- Friedman performing with The Slip at Mr. Small's Theatre in Millvale, Pennsylvania on March 7, 2006

Background information
- Born: June 18, 1977 (age 47)
- Origin: Ohio, United States
- Genres: Jazz rock Indie rock
- Instrument: Bass guitar
- Years active: 1996–present
- Labels: KA Flying Frog Rykodisc 216 Bar/None
- Website: www.theslip.com

= Marc Friedman =

Marc Friedman (born June 18, 1977 in Ohio) is an American electric bassist/multi-instrumentalist and composer. Marc tours internationally and has recorded seven full-length albums with Boston-based avante-rock power trio The Slip. Marc is a co-arranger/producer/writer of the band's material along with the other two members, Brad and Andrew Barr. His bass playing with The Slip (formed ca. 1995) has been regarded by most as widely influential and purely creative. Technical prowess with mature restraint and acute improvisational skills are part of Marc's best known musical traits.

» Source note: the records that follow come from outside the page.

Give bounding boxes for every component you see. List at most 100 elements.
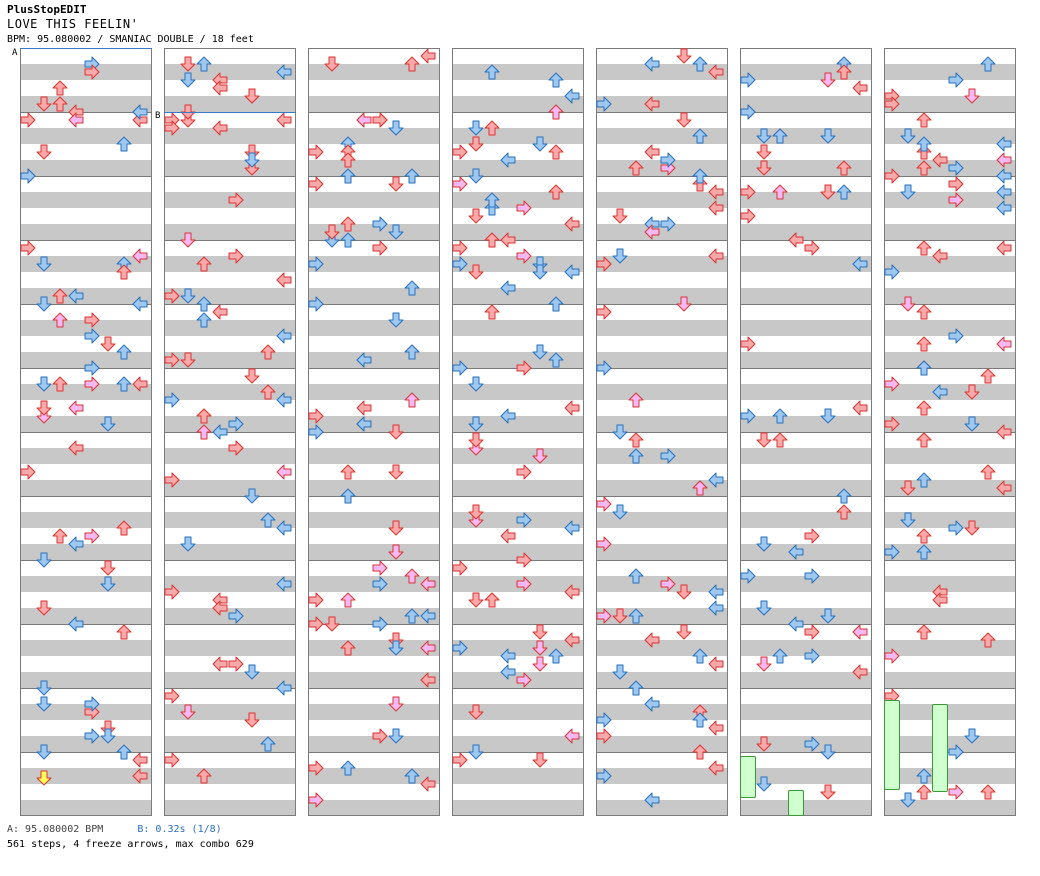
step-arrow — [244, 712, 260, 728]
step-arrow — [708, 184, 724, 200]
measure-line — [452, 304, 584, 305]
step-arrow — [420, 672, 436, 688]
step-arrow — [164, 352, 180, 368]
step-arrow — [500, 232, 516, 248]
step-arrow — [500, 280, 516, 296]
step-arrow — [740, 184, 756, 200]
step-arrow — [612, 608, 628, 624]
step-arrow — [388, 120, 404, 136]
step-arrow — [228, 192, 244, 208]
step-arrow — [180, 56, 196, 72]
step-arrow — [900, 296, 916, 312]
step-arrow — [500, 528, 516, 544]
step-arrow — [708, 472, 724, 488]
step-arrow — [596, 96, 612, 112]
step-arrow — [884, 416, 900, 432]
step-arrow — [852, 80, 868, 96]
step-arrow — [308, 424, 324, 440]
step-arrow — [372, 216, 388, 232]
step-arrow — [516, 512, 532, 528]
step-arrow — [468, 744, 484, 760]
step-arrow — [772, 408, 788, 424]
step-arrow — [212, 304, 228, 320]
step-arrow — [244, 368, 260, 384]
step-arrow — [20, 168, 36, 184]
step-arrow — [692, 712, 708, 728]
step-arrow — [308, 176, 324, 192]
step-arrow — [788, 616, 804, 632]
step-arrow — [916, 784, 932, 800]
step-arrow — [244, 152, 260, 168]
step-arrow — [516, 576, 532, 592]
measure-line — [452, 752, 584, 753]
step-arrow — [484, 592, 500, 608]
step-arrow — [532, 448, 548, 464]
step-arrow — [260, 344, 276, 360]
step-arrow — [980, 784, 996, 800]
step-arrow — [916, 304, 932, 320]
step-arrow — [884, 96, 900, 112]
step-arrow — [884, 648, 900, 664]
step-arrow — [996, 424, 1012, 440]
step-arrow — [532, 640, 548, 656]
measure-line — [20, 240, 152, 241]
step-arrow — [516, 248, 532, 264]
measure-line — [884, 432, 1016, 433]
step-arrow — [644, 632, 660, 648]
step-arrow — [324, 616, 340, 632]
measure-line — [20, 752, 152, 753]
step-arrow — [804, 568, 820, 584]
step-arrow — [52, 80, 68, 96]
step-arrow — [404, 168, 420, 184]
step-arrow — [548, 144, 564, 160]
step-arrow — [132, 248, 148, 264]
step-arrow — [532, 136, 548, 152]
step-arrow — [308, 256, 324, 272]
step-arrow — [836, 160, 852, 176]
step-arrow — [196, 296, 212, 312]
step-arrow — [388, 464, 404, 480]
step-arrow — [820, 744, 836, 760]
step-arrow — [884, 168, 900, 184]
step-arrow — [612, 248, 628, 264]
step-arrow — [596, 304, 612, 320]
step-arrow — [820, 72, 836, 88]
measure-line — [740, 560, 872, 561]
step-arrow — [36, 296, 52, 312]
measure-line — [20, 688, 152, 689]
step-arrow — [452, 176, 468, 192]
footer-tempo: A: 95.080002 BPM B: 0.32s (1/8) — [7, 824, 222, 835]
step-arrow — [884, 376, 900, 392]
step-arrow — [388, 312, 404, 328]
step-arrow — [100, 728, 116, 744]
step-arrow — [100, 576, 116, 592]
step-arrow — [132, 376, 148, 392]
step-arrow — [276, 64, 292, 80]
step-arrow — [548, 352, 564, 368]
step-arrow — [468, 376, 484, 392]
step-arrow — [756, 600, 772, 616]
freeze-arrow — [884, 700, 900, 790]
step-arrow — [132, 296, 148, 312]
step-arrow — [340, 488, 356, 504]
measure-line — [596, 240, 728, 241]
step-arrow — [196, 256, 212, 272]
step-arrow — [708, 64, 724, 80]
footer-stats: 561 steps, 4 freeze arrows, max combo 62… — [7, 839, 254, 850]
step-arrow — [948, 520, 964, 536]
step-arrow — [916, 160, 932, 176]
step-arrow — [916, 472, 932, 488]
step-arrow — [276, 520, 292, 536]
step-arrow — [676, 296, 692, 312]
step-arrow — [916, 624, 932, 640]
step-arrow — [996, 152, 1012, 168]
measure-line — [596, 432, 728, 433]
step-arrow — [932, 248, 948, 264]
measure-line — [452, 176, 584, 177]
step-arrow — [612, 208, 628, 224]
step-arrow — [628, 608, 644, 624]
measure-line — [596, 560, 728, 561]
step-arrow — [692, 128, 708, 144]
measure-line — [596, 496, 728, 497]
step-arrow — [404, 344, 420, 360]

Marc was introduced to playing music when he was seven years old through classical piano lessons. An interest in rock music lead him to pick up guitar and bass in his teenage years. Marc is a graduate of Tabor Academy in Marion, Massachusetts, and he attended Berklee College of Music for two semesters in 1995/96. In and around Boston, Marc has taught private lessons to aspiring bass players and improvisors for many years. Teaching is a fortifying outlet for Marc's inventive approaches to modern electric bass playing and improvising.